Die Lagerungsmöglichkeiten haben sich in den letzten Jahrzehnten immer weiter entwickelt. Wurde in den ersten Jahren noch in einfacher Kühlung gelagert, gibt es heute CO² Speziallager, ULO und CA Lager. Auch hier ist der Obsthof Mahler immer auf den neusten Stand der Technik und kann an 365 Tagen im Jahr „knackige  Äpfel – wie frisch vom Baum“ anbieten. In normalen Jahren kann die komplette Ernte in den eigenen Kühlmöglichkeiten gelagert werden und jederzeit frisch für den Wochenmarkt oder den Handel sortiert werden.

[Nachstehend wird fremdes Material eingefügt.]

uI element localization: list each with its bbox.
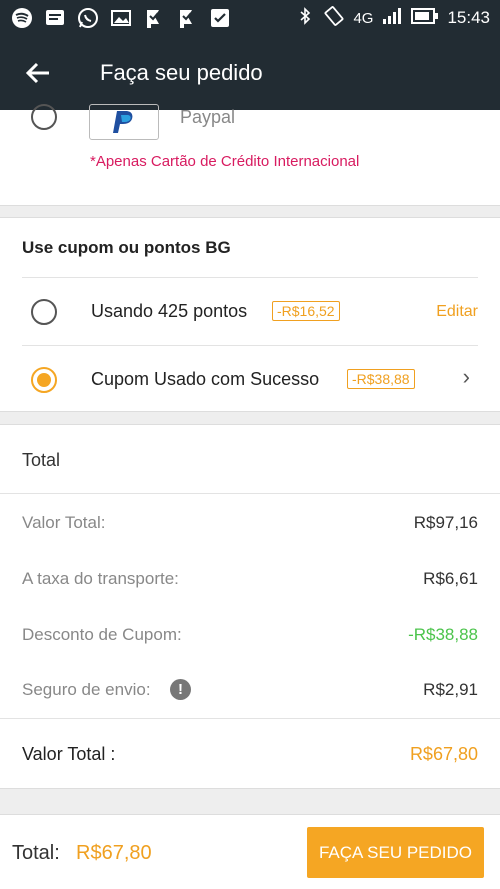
system-status: 4G 15:43 <box>295 5 490 31</box>
paypal-label: Paypal <box>180 107 236 127</box>
paypal-logo <box>89 104 159 140</box>
divider <box>22 345 478 346</box>
coupon-discount-label: Desconto de Cupom: <box>22 625 182 644</box>
flag-icon <box>175 7 198 30</box>
info-icon[interactable]: ! <box>170 679 191 700</box>
bottom-total-value: R$67,80 <box>76 842 152 864</box>
bluetooth-icon <box>295 6 315 30</box>
notification-icons <box>10 7 231 30</box>
edit-points-link[interactable]: Editar <box>436 303 478 321</box>
points-label[interactable]: Usando 425 pontos <box>91 301 247 322</box>
flag-icon <box>142 7 165 30</box>
subtotal-label: Valor Total: <box>22 513 106 532</box>
bottom-total-label: Total: <box>12 842 60 864</box>
back-button[interactable] <box>0 36 76 110</box>
network-type: 4G <box>353 9 374 27</box>
divider <box>22 277 478 278</box>
grand-total-value: R$67,80 <box>409 744 478 764</box>
shipping-value: R$6,61 <box>423 569 478 588</box>
coupon-label[interactable]: Cupom Usado com Sucesso <box>91 369 319 390</box>
clock: 15:43 <box>447 8 490 27</box>
totals-card <box>0 424 500 789</box>
totals-header: Total <box>22 450 61 470</box>
gallery-icon <box>109 7 132 30</box>
whatsapp-icon <box>76 7 99 30</box>
place-order-button[interactable]: FAÇA SEU PEDIDO <box>307 827 484 878</box>
payment-note: *Apenas Cartão de Crédito Internacional <box>90 153 360 170</box>
coupon-section-title: Use cupom ou pontos BG <box>22 238 231 257</box>
app-bar: Faça seu pedido <box>0 36 500 110</box>
page-title: Faça seu pedido <box>100 60 263 85</box>
paypal-radio[interactable] <box>31 104 57 130</box>
coupon-discount-value: -R$38,88 <box>408 625 478 644</box>
vibrate-icon <box>323 5 345 31</box>
subtotal-value: R$97,16 <box>413 513 478 532</box>
coupon-discount-badge: -R$38,88 <box>347 369 415 389</box>
points-discount-badge: -R$16,52 <box>272 301 340 321</box>
points-radio[interactable] <box>31 299 57 325</box>
message-icon <box>43 7 66 30</box>
arrow-left-icon <box>25 62 49 84</box>
chevron-right-icon[interactable]: › <box>463 364 470 390</box>
coupon-radio[interactable] <box>31 367 57 393</box>
divider <box>0 718 500 719</box>
insurance-value: R$2,91 <box>423 680 478 699</box>
spotify-icon <box>10 7 33 30</box>
signal-icon <box>381 7 403 29</box>
insurance-label: Seguro de envio: <box>22 680 151 699</box>
divider <box>0 493 500 494</box>
shipping-label: A taxa do transporte: <box>22 569 179 588</box>
check-icon <box>208 7 231 30</box>
battery-icon <box>411 8 439 28</box>
status-bar: 4G 15:43 <box>0 0 500 36</box>
grand-total-label: Valor Total : <box>22 744 116 764</box>
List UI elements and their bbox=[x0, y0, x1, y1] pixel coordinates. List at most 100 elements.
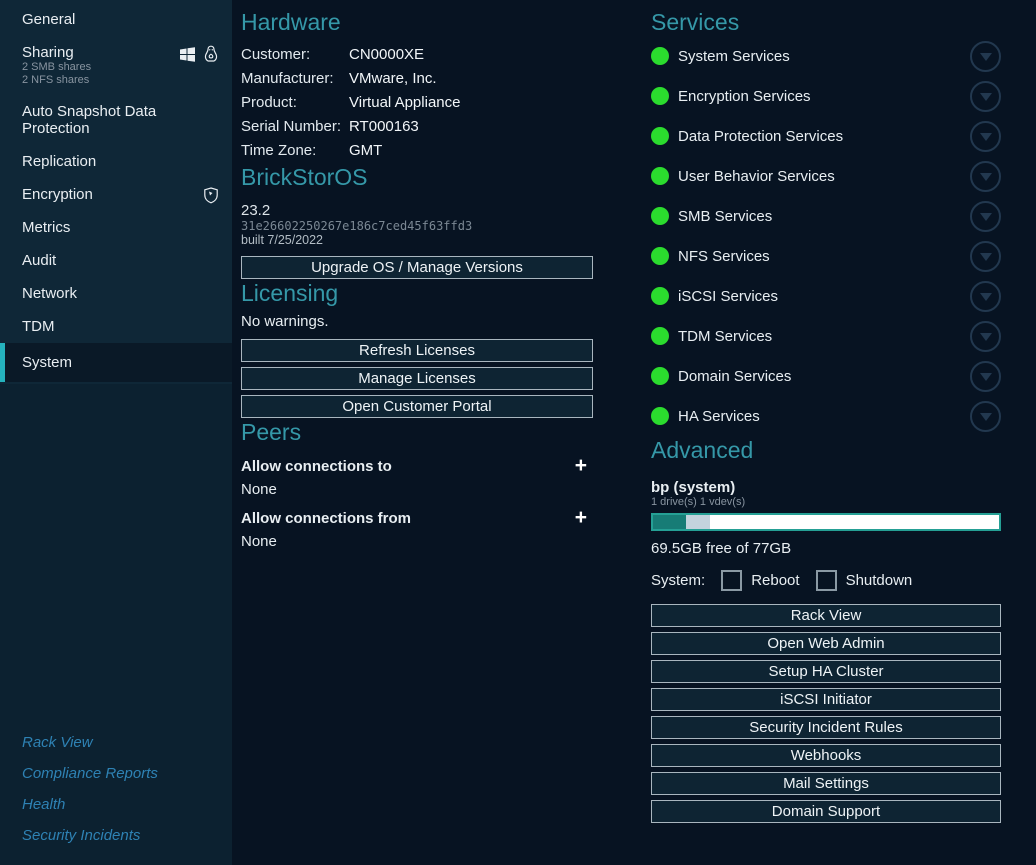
pool-free-space: 69.5GB free of 77GB bbox=[651, 540, 1001, 557]
shield-icon bbox=[203, 187, 219, 204]
sidebar-item-label: Metrics bbox=[22, 219, 70, 236]
chevron-down-icon bbox=[980, 53, 992, 61]
manage-licenses-button[interactable]: Manage Licenses bbox=[241, 367, 593, 390]
iscsi-initiator-button[interactable]: iSCSI Initiator bbox=[651, 688, 1001, 711]
hardware-row: Customer: CN0000XE bbox=[241, 43, 593, 67]
service-row: User Behavior Services bbox=[651, 156, 1001, 196]
service-row: TDM Services bbox=[651, 316, 1001, 356]
services-section-title: Services bbox=[651, 8, 1001, 36]
service-expand-button[interactable] bbox=[970, 121, 1001, 152]
licensing-section-title: Licensing bbox=[241, 279, 593, 307]
service-status-dot bbox=[651, 207, 669, 225]
service-expand-button[interactable] bbox=[970, 361, 1001, 392]
sidebar-item-label: Network bbox=[22, 285, 77, 302]
service-label: Domain Services bbox=[678, 368, 970, 385]
pool-snapshot-segment bbox=[686, 515, 710, 529]
pool-capacity-bar bbox=[651, 513, 1001, 531]
services-column: Services System Services Encryption Serv… bbox=[651, 0, 1001, 823]
os-section-title: BrickStorOS bbox=[241, 163, 593, 191]
peer-group-value: None bbox=[241, 481, 593, 498]
service-expand-button[interactable] bbox=[970, 201, 1001, 232]
service-expand-button[interactable] bbox=[970, 241, 1001, 272]
hardware-row-label: Product: bbox=[241, 91, 349, 115]
chevron-down-icon bbox=[980, 333, 992, 341]
pool-detail: 1 drive(s) 1 vdev(s) bbox=[651, 496, 1001, 508]
service-status-dot bbox=[651, 287, 669, 305]
hardware-row-label: Time Zone: bbox=[241, 139, 349, 163]
os-version: 23.2 bbox=[241, 202, 593, 219]
shutdown-checkbox[interactable] bbox=[816, 570, 837, 591]
sidebar-item-system[interactable]: System bbox=[0, 343, 232, 382]
peer-group-label: Allow connections from bbox=[241, 510, 411, 527]
hardware-row: Serial Number: RT000163 bbox=[241, 115, 593, 139]
service-row: Encryption Services bbox=[651, 76, 1001, 116]
service-expand-button[interactable] bbox=[970, 401, 1001, 432]
sidebar-item-sharing[interactable]: Sharing 2 SMB shares 2 NFS sh bbox=[0, 36, 232, 95]
add-peer-connection-from-icon[interactable]: + bbox=[575, 509, 587, 527]
peer-group-label: Allow connections to bbox=[241, 458, 392, 475]
security-incident-rules-button[interactable]: Security Incident Rules bbox=[651, 716, 1001, 739]
upgrade-os-button[interactable]: Upgrade OS / Manage Versions bbox=[241, 256, 593, 279]
sidebar-item-label: Auto Snapshot Data Protection bbox=[22, 103, 156, 137]
service-row: System Services bbox=[651, 36, 1001, 76]
chevron-down-icon bbox=[980, 373, 992, 381]
link-health[interactable]: Health bbox=[0, 789, 232, 820]
service-expand-button[interactable] bbox=[970, 281, 1001, 312]
hardware-row-value: VMware, Inc. bbox=[349, 67, 437, 91]
open-web-admin-button[interactable]: Open Web Admin bbox=[651, 632, 1001, 655]
service-expand-button[interactable] bbox=[970, 41, 1001, 72]
refresh-licenses-button[interactable]: Refresh Licenses bbox=[241, 339, 593, 362]
setup-ha-cluster-button[interactable]: Setup HA Cluster bbox=[651, 660, 1001, 683]
chevron-down-icon bbox=[980, 133, 992, 141]
mail-settings-button[interactable]: Mail Settings bbox=[651, 772, 1001, 795]
sidebar-item-label: Sharing bbox=[22, 44, 74, 61]
sidebar-footer-links: Rack View Compliance Reports Health Secu… bbox=[0, 727, 232, 851]
sidebar-item-metrics[interactable]: Metrics bbox=[0, 211, 232, 244]
pool-name: bp (system) bbox=[651, 479, 1001, 496]
peer-group: Allow connections to + bbox=[241, 457, 593, 475]
open-customer-portal-button[interactable]: Open Customer Portal bbox=[241, 395, 593, 418]
sidebar-item-encryption[interactable]: Encryption bbox=[0, 178, 232, 211]
sidebar-item-tdm[interactable]: TDM bbox=[0, 310, 232, 343]
add-peer-connection-to-icon[interactable]: + bbox=[575, 457, 587, 475]
hardware-table: Customer: CN0000XE Manufacturer: VMware,… bbox=[241, 43, 593, 163]
hardware-row-label: Manufacturer: bbox=[241, 67, 349, 91]
chevron-down-icon bbox=[980, 173, 992, 181]
service-expand-button[interactable] bbox=[970, 161, 1001, 192]
webhooks-button[interactable]: Webhooks bbox=[651, 744, 1001, 767]
service-expand-button[interactable] bbox=[970, 321, 1001, 352]
sidebar-item-replication[interactable]: Replication bbox=[0, 145, 232, 178]
advanced-buttons: Rack View Open Web Admin Setup HA Cluste… bbox=[651, 604, 1001, 823]
service-status-dot bbox=[651, 247, 669, 265]
rack-view-button[interactable]: Rack View bbox=[651, 604, 1001, 627]
sidebar-item-label: Encryption bbox=[22, 186, 93, 203]
hardware-row: Manufacturer: VMware, Inc. bbox=[241, 67, 593, 91]
chevron-down-icon bbox=[980, 213, 992, 221]
hardware-row-value: Virtual Appliance bbox=[349, 91, 460, 115]
service-status-dot bbox=[651, 327, 669, 345]
chevron-down-icon bbox=[980, 293, 992, 301]
service-row: HA Services bbox=[651, 396, 1001, 436]
sidebar-item-general[interactable]: General bbox=[0, 3, 232, 36]
shutdown-label: Shutdown bbox=[846, 572, 913, 589]
service-label: SMB Services bbox=[678, 208, 970, 225]
service-label: iSCSI Services bbox=[678, 288, 970, 305]
sidebar-item-label: Replication bbox=[22, 153, 96, 170]
domain-support-button[interactable]: Domain Support bbox=[651, 800, 1001, 823]
peer-group-value: None bbox=[241, 533, 593, 550]
service-label: Encryption Services bbox=[678, 88, 970, 105]
sidebar-item-auto-snapshot[interactable]: Auto Snapshot Data Protection bbox=[0, 95, 232, 145]
system-power-label: System: bbox=[651, 572, 705, 589]
service-expand-button[interactable] bbox=[970, 81, 1001, 112]
sidebar-item-audit[interactable]: Audit bbox=[0, 244, 232, 277]
link-rack-view[interactable]: Rack View bbox=[0, 727, 232, 758]
sidebar-item-network[interactable]: Network bbox=[0, 277, 232, 310]
reboot-checkbox[interactable] bbox=[721, 570, 742, 591]
sidebar-menu: General Sharing 2 S bbox=[0, 0, 232, 384]
service-status-dot bbox=[651, 47, 669, 65]
link-compliance-reports[interactable]: Compliance Reports bbox=[0, 758, 232, 789]
service-row: iSCSI Services bbox=[651, 276, 1001, 316]
link-security-incidents[interactable]: Security Incidents bbox=[0, 820, 232, 851]
service-status-dot bbox=[651, 127, 669, 145]
licensing-buttons: Refresh Licenses Manage Licenses Open Cu… bbox=[241, 339, 593, 418]
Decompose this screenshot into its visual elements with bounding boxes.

Kurzfristige Anfragen vom Handel können meist direkt vor Ort in Kleinwörden sortiert und gepackt werden. Lademöglichkeiten für die LKWs sind ebenfalls gegeben.

 

In der Herbst helfen zahlreiche Erntehelfer die Ernte schnell und sicher zu pflücken. Hier wird auf etwa 30 bis 40 Saisonarbeiter zurückgegriffen. Die meisten von Ihnen kommen schon seit Jahren, sogar seit Jahrzehnten immer wieder und fühlen sich beim Familienbetrieb Mahler wohl.

Man kann sagen – ein Obsthof mit Herz und Seele.